Atheist bus ads banned in Halifax
As more and more cities in Canada continue to emulate the now-famed British atheist bus ad campaign, at least one Canadian city has put the brakes on it.
Humanist Canada has been blocked from putting ads on the side of Halifax buses.
In an admirable break from the tactic of simply copying the British campaign, the Halifax campaign was to carry a message that read, "You can be good without God".
"We're a public transit system first, and then we sell advertising," explained Halifax Metro Transit spokesperson Lori Patterson. "So, if anytime we feel there's a message that could be controversial and upsetting to people, we don't necessarily sell the ads."
Charles McVety, who described the ads as "attack ads" must be pleased.
But Halifax's intervention in this affair should have some consequences that McVety shouldn't be altogether pleased with.

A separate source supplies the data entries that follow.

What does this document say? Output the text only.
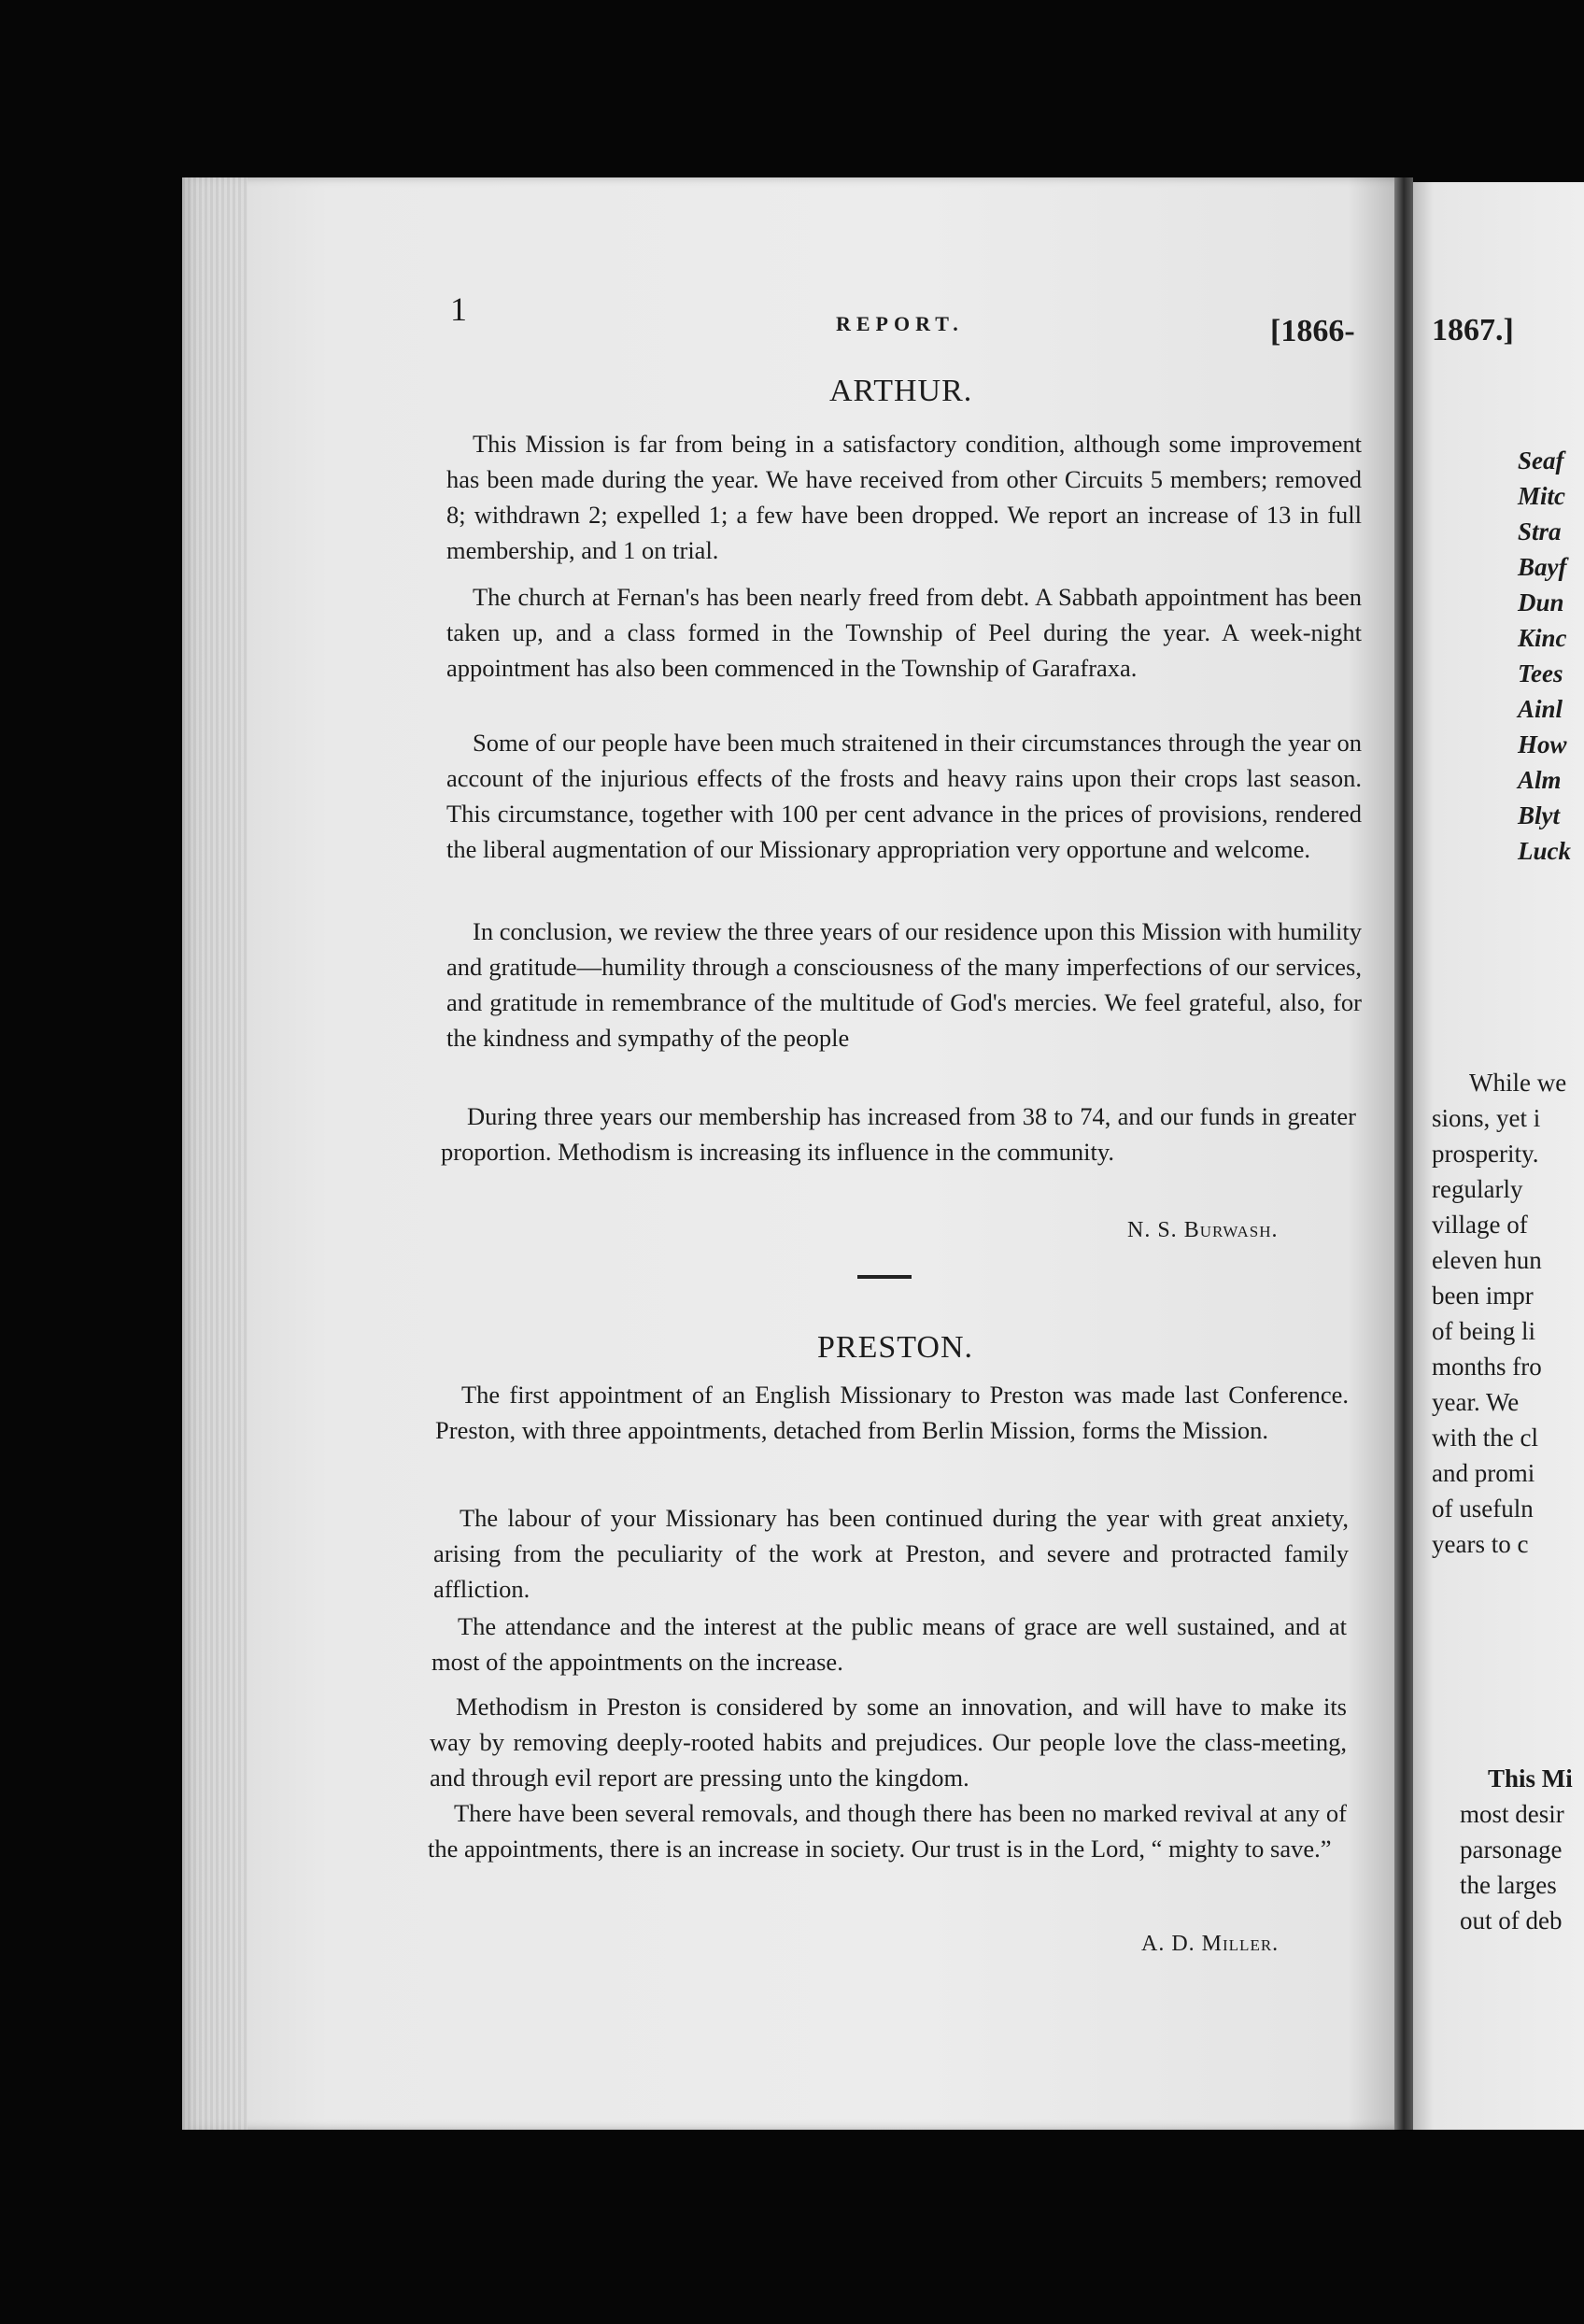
1	REPORT.	[1866-
ARTHUR.
This Mission is far from being in a satisfactory condition, although some improvement has been made during the year. We have received from other Circuits 5 members; removed 8; withdrawn 2; expelled 1; a few have been dropped. We report an increase of 13 in full membership, and 1 on trial.
The church at Fernan's has been nearly freed from debt. A Sabbath appointment has been taken up, and a class formed in the Township of Peel during the year. A week-night appointment has also been commenced in the Township of Garafraxa.
Some of our people have been much straitened in their circumstances through the year on account of the injurious effects of the frosts and heavy rains upon their crops last season. This circumstance, together with 100 per cent advance in the prices of provisions, rendered the liberal augmentation of our Missionary appropriation very opportune and welcome.
In conclusion, we review the three years of our residence upon this Mission with humility and gratitude—humility through a consciousness of the many imperfections of our services, and gratitude in remembrance of the multitude of God's mercies. We feel grateful, also, for the kindness and sympathy of the people
During three years our membership has increased from 38 to 74, and our funds in greater proportion. Methodism is increasing its influence in the community.
N. S. Burwash.
PRESTON.
The first appointment of an English Missionary to Preston was made last Conference. Preston, with three appointments, detached from Berlin Mission, forms the Mission.
The labour of your Missionary has been continued during the year with great anxiety, arising from the peculiarity of the work at Preston, and severe and protracted family affliction.
The attendance and the interest at the public means of grace are well sustained, and at most of the appointments on the increase.
Methodism in Preston is considered by some an innovation, and will have to make its way by removing deeply-rooted habits and prejudices. Our people love the class-meeting, and through evil report are pressing unto the kingdom.
There have been several removals, and though there has been no marked revival at any of the appointments, there is an increase in society. Our trust is in the Lord, “ mighty to save.”
A. D. Miller.
1867.]
Seaf
Mitc
Stra
Bayf
Dun
Kinc
Tees
Ainl
How
Alm
Blyt
Luck
While we
sions, yet i
prosperity.
regularly
village of
eleven hun
been impr
of being li
months fro
year. We
with the cl
and promi
of usefuln
years to c
This Mi
most desir
parsonage
the larges
out of deb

As Paul Knoechel quips in the University of Alberta Gateway, these atheist groups have triggered responses from well-funded Church groups that have begun with Church ads, but may in time move up to bus ads of their own, and maybe even billboards.
Naturally, one would have to expect atheist groups to counter this with billboards of their own, and maybe even radio ads, to which the religious groups could counter radio and television ads.
As the attempts to trump one another in advertising escalate what eventually emerges is a sort of theist/atheist Cold War.
But with Halifax stepping in and refusing the atheist ads, this Cold War will likely inevitably move into the censorship realm as well. It will only be a matter of time until some Halifax-area atheist busybody will make use of the precedent this sets to insist that religious ads should likewise be banned.
After all, it doesn't take much of a stretch of the imagination to imagine that religious advertising is controversial to atheists.
A poll released over this past summer indicates that up to 25% of Canadians don't believe in any god, Judeo-Christian or otherwise.
If the rationale of the Halifax decision is really not to use public resources to offend people, it should be worth the while to avoid offending 25% of the population.
Not to mention the fact that the message of these ads -- that religion isn't necessary for morality -- shouldn't be considered all that offensive to anyone.
While the argument that religion's provision of an objective sense of morality is philosophically persuasive, the real world applications of this idea are highly dubious. After all, many atheists behave in a manner that is no more or less moral -- by nearly any standard -- than anyone else.
If anything, the idea that religion is necessary for morality could rightly be considered offensive.
One can only wonder if Halifax Metro Transit would have given that message the red light.